Models grounded in policy space abstract from the specific cases that, in actual adjudication, trigger judicial intervention and are the occasion for whatever policymaking courts do. Policy space models treat policies as fundamental and cases as nonexistent.Models grounded in case space, by contrast, take cases as fundamental; policies are described in terms of case dispositions.

Policy space and case space models differ in other respects as well. First, the two classes of models identify the domain over which judges have fundamental preferences slightly differently. In policy space models, judges care exclusively about policies; policy space is the domain of preference.

Some case space models adopt a similar domain of preference, but case space models are sufficiently flexible to allow a richer domain of preference that includes both policies and case dispositions.

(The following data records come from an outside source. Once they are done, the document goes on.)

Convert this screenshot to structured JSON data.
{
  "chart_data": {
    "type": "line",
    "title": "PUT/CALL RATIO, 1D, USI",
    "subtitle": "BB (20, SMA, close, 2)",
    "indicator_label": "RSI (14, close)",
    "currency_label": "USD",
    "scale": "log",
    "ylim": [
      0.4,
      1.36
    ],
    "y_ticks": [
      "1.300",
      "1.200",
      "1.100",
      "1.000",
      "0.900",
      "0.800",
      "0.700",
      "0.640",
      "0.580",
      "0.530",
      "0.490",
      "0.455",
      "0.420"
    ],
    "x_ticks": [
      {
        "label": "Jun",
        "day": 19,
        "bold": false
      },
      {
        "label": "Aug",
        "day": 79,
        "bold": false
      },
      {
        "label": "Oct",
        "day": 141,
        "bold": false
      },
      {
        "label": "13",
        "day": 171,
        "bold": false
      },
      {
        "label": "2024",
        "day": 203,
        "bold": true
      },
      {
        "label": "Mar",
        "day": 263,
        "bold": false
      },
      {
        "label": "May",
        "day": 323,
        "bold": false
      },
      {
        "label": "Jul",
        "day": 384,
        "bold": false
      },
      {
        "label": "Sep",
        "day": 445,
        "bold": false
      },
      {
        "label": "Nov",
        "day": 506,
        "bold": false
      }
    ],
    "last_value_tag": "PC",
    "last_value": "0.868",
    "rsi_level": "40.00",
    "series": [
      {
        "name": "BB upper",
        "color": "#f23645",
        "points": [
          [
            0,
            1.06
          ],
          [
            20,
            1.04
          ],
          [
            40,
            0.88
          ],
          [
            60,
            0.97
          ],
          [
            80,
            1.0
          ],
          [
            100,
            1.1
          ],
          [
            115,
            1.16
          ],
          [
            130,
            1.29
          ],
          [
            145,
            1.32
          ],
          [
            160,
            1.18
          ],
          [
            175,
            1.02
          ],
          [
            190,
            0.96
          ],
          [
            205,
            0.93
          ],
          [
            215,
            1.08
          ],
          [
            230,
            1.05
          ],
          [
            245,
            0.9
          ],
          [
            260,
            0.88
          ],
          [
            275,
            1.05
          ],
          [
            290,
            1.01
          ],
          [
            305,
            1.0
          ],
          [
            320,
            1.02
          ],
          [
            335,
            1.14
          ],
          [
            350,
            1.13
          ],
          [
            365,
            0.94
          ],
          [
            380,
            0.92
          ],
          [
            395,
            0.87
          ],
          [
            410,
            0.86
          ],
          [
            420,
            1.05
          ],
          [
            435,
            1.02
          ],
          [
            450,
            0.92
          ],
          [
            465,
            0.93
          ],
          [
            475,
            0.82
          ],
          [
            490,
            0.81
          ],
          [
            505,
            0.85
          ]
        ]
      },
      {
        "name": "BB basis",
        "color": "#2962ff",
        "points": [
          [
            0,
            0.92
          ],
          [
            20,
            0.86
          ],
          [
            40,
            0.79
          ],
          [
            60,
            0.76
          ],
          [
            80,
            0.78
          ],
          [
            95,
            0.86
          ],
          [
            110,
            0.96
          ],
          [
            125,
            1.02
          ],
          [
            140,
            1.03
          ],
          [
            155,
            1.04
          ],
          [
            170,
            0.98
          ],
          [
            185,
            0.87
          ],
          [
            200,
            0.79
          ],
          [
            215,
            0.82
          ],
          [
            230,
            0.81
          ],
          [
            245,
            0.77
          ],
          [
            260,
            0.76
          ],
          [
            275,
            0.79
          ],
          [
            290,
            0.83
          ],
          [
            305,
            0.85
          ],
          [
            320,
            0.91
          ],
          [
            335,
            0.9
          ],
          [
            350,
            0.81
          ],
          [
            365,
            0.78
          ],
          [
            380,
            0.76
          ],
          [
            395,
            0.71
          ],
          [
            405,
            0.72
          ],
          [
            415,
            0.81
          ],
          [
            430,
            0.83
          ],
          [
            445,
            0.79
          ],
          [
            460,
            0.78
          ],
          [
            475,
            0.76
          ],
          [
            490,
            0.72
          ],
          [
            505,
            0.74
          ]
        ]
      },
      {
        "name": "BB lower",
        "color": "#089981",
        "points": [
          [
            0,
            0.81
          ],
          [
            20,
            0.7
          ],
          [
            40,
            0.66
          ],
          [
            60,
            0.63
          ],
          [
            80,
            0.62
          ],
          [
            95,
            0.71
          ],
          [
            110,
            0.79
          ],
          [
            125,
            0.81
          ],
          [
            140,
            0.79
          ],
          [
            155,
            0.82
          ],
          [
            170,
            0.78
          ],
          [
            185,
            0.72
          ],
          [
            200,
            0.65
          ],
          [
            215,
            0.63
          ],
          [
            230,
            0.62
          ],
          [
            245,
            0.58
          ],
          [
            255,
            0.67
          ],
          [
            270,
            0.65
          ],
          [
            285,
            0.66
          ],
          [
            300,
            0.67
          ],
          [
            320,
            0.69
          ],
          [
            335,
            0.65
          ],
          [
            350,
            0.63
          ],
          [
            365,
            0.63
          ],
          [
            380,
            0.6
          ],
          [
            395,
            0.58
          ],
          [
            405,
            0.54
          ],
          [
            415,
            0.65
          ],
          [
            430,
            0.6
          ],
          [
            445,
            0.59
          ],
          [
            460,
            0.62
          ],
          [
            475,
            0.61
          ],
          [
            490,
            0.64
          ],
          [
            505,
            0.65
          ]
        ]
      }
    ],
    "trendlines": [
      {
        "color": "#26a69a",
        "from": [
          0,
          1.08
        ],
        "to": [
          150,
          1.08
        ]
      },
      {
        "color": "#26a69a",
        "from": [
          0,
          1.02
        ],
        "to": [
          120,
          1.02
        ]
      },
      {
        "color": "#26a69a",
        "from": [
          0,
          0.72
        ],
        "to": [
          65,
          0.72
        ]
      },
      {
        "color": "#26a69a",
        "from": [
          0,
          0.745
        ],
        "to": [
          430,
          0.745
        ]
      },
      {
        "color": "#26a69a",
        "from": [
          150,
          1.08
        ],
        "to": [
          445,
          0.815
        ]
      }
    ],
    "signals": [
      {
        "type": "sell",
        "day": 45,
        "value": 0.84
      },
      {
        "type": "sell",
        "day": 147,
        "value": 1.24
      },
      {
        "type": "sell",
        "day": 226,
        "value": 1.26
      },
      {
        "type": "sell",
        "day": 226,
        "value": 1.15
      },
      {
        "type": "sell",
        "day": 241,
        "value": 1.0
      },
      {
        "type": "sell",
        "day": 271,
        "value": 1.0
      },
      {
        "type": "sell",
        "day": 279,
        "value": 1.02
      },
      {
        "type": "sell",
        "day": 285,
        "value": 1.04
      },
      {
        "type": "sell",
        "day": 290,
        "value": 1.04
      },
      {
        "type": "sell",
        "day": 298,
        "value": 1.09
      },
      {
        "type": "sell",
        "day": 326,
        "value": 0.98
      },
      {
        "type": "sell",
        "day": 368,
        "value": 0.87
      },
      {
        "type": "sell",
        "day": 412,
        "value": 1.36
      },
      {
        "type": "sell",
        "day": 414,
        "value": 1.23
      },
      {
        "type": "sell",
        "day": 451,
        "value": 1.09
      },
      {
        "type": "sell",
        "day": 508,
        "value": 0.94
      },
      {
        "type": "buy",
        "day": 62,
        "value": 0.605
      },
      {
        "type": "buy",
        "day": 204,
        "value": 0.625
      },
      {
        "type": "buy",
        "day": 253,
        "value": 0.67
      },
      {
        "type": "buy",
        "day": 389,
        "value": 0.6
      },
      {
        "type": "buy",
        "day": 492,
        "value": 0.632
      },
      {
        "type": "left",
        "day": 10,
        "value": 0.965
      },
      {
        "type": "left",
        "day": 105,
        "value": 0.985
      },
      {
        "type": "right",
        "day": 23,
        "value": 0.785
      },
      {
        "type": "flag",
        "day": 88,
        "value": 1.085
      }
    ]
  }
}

Second, in policy space models, each judge chooses a policy, but in case space, each judge also (or exclusively) endorses a disposition of the case. Finally, and particularly important for models of collegial courts, the court in policy space models again announces a policy, but in case space models the court first renders judgment in the case and may also, incidentally, announce a policy. Policy space models dominate the literature in political science and economic analysis of law.

Moreover, I shall argue that all models of collegial courts, whether starting in case space or not, rely on a common set of formal results. They offer different, but complementary, interpretations of that formal structure. Nevertheless, I shall argue that, for several reasons, case spacemodels have a certain priority over policy space models. First, case space provides microfoundations for policy space. Second, it provides a common framework within which to analyze and differentiate courts from legislatures and administrative agencies.

Each of these institutions has policy effects, but they differ in who sets the agenda and what the agents within them choose or do.Models that begin in case space illuminate these similarities and differences.